Mas na dúvida da importância desse espaço, que conseguiu ir além do museológico, tornou-se um espaço humanizador em meio a anulação dos sentimentos da vida cotidiana, a nossa própria existência em uma cidade muitas vezes tão cinza, talvez seja preciso recorrer ao pensamento do Sr. Bispo do Rosário, um dos símbolos máximos da arte brasileira e da luta antimanicomial:

Eu já fui transparente.

Às vezes, quando deixo de trabalhar, fico transparente de novo.
Mas normalmente sou cheio de cores.

Máximo respeito as LGTQIAPNB+ que foram, que estão aqui agora e as que virão.

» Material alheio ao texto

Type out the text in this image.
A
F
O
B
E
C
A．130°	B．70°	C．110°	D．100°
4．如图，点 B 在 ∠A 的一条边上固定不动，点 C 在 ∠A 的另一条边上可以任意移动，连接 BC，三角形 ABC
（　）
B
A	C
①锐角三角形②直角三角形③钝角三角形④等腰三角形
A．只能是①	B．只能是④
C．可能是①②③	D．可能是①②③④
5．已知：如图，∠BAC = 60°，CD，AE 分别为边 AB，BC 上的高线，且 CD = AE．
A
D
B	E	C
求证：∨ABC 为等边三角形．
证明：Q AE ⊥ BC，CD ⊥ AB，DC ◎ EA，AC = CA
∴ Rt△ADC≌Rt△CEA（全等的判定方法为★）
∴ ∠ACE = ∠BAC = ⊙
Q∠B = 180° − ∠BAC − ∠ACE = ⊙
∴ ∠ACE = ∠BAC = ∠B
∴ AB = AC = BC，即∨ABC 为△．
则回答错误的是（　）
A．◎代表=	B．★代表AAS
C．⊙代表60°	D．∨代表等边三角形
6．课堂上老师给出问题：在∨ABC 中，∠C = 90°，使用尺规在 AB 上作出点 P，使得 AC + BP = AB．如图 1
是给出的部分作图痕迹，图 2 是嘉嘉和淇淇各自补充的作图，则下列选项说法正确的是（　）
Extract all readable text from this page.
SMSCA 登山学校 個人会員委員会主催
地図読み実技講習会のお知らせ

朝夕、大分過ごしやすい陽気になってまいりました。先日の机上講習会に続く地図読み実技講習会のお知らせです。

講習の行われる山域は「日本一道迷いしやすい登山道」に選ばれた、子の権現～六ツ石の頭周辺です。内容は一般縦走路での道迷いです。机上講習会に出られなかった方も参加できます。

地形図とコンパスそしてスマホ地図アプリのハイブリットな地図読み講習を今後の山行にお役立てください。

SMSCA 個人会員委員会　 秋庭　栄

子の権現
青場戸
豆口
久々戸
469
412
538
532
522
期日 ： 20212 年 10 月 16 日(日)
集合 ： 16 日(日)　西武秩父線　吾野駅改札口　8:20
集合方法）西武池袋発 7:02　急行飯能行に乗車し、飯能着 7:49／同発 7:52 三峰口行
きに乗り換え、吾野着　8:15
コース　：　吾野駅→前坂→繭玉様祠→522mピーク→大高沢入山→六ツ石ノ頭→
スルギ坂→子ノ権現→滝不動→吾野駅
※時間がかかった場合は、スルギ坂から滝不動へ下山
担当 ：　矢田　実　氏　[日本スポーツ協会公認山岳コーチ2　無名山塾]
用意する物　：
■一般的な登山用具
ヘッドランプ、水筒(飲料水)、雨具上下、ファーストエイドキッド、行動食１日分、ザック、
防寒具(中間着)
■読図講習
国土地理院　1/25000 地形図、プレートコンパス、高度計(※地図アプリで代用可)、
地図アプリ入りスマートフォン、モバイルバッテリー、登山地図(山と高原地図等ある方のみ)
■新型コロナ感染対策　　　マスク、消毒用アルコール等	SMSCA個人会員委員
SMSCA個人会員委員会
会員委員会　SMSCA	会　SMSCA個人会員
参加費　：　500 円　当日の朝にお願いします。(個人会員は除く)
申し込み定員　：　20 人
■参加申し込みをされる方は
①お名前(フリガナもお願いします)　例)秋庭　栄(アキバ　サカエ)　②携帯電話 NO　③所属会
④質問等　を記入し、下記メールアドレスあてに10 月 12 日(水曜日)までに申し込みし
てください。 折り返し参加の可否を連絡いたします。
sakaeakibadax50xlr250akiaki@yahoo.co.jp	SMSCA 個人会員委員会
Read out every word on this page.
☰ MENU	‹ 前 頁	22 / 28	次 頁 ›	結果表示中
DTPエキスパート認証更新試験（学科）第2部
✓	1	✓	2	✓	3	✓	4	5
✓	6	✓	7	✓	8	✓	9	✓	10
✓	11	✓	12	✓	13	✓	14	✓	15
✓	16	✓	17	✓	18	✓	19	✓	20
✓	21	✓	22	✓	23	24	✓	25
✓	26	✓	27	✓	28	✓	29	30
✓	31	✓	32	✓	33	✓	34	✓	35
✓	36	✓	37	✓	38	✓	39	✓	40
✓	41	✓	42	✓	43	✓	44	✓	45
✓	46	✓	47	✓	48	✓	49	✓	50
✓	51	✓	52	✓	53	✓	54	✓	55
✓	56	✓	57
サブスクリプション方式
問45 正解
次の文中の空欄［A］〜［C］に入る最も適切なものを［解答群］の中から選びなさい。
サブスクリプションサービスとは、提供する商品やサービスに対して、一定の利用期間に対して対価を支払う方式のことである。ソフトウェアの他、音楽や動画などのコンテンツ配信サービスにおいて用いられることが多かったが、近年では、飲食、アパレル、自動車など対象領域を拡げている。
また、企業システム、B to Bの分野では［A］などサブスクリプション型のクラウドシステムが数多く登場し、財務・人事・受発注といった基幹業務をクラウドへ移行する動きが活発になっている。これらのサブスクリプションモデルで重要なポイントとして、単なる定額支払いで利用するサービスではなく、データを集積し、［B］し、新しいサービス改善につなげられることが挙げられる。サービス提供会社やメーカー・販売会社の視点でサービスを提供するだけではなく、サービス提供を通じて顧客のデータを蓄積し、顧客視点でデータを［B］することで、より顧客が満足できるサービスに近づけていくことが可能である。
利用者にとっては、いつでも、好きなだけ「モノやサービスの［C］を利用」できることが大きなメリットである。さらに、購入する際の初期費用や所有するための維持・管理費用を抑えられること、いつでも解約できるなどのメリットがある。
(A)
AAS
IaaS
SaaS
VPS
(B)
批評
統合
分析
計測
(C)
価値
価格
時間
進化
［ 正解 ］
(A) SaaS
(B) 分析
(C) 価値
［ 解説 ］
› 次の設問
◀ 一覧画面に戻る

E em nome da arte como Dona Conceição nos ensina:

Eles combinaram de nos matar
Nós combinamos de não morrer

E combinamos de celebrar

Quem é Neon Cunha

*Neon Cunha é uma mulher negra, ameríndia, transgênera – nesta ordem de importância. “Minha primeira formação é na faxina, com minha mãe”, diz Neon, que se tornou uma das vozes LGBTQIAPN+ mais importantes do país. Em 2016, Neon pediu à justiça brasileira o direito à morte assistida, caso não lhe fosse permitido o direito de mudar nome e gênero em seu registro, sem que fosse submetida aos processos abusivos que eram exigidos até então. Seu processo abriu caminho para que toda pessoa transgênera pudesse fazer o mesmo. Publicitária e diretora de arte, Neon é ativista independente, sendo a primeira pessoa transgênera a discursar na OEA – Organização dos Estados Americanos, braço da ONU nas Américas, à convite do Geledés – Instituto da Mulher Negra. Entrou para o serviço público ainda no início da adolescência, como estratégia de sobrevivência, ao mesmo tempo que presenciava as operações de extermínio contra suas semelhantes no centro de São Paulo, nos anos 1980. Seja na moda, onde colabora com a marca Isaac Silva e com o Instituto Casa de Criadores, ou em sua carreira política, tendo sido candidata à deputada estadual em 2022 e obtido 35 mil votos, sua trajetória é marcada pela busca da humanidade e das utopias como direitos e possibilidades a todas as pessoas. “Lugar de inspiração é pertencimento, e não é fronteira. Esse lugar, os sonhos são maiores que os medos, é o não limite de ser uma mulher negra”, disse Neon em depoimento ao Itaú Cultural, quando nomeada ao prêmio Milu Vilela, em 2022.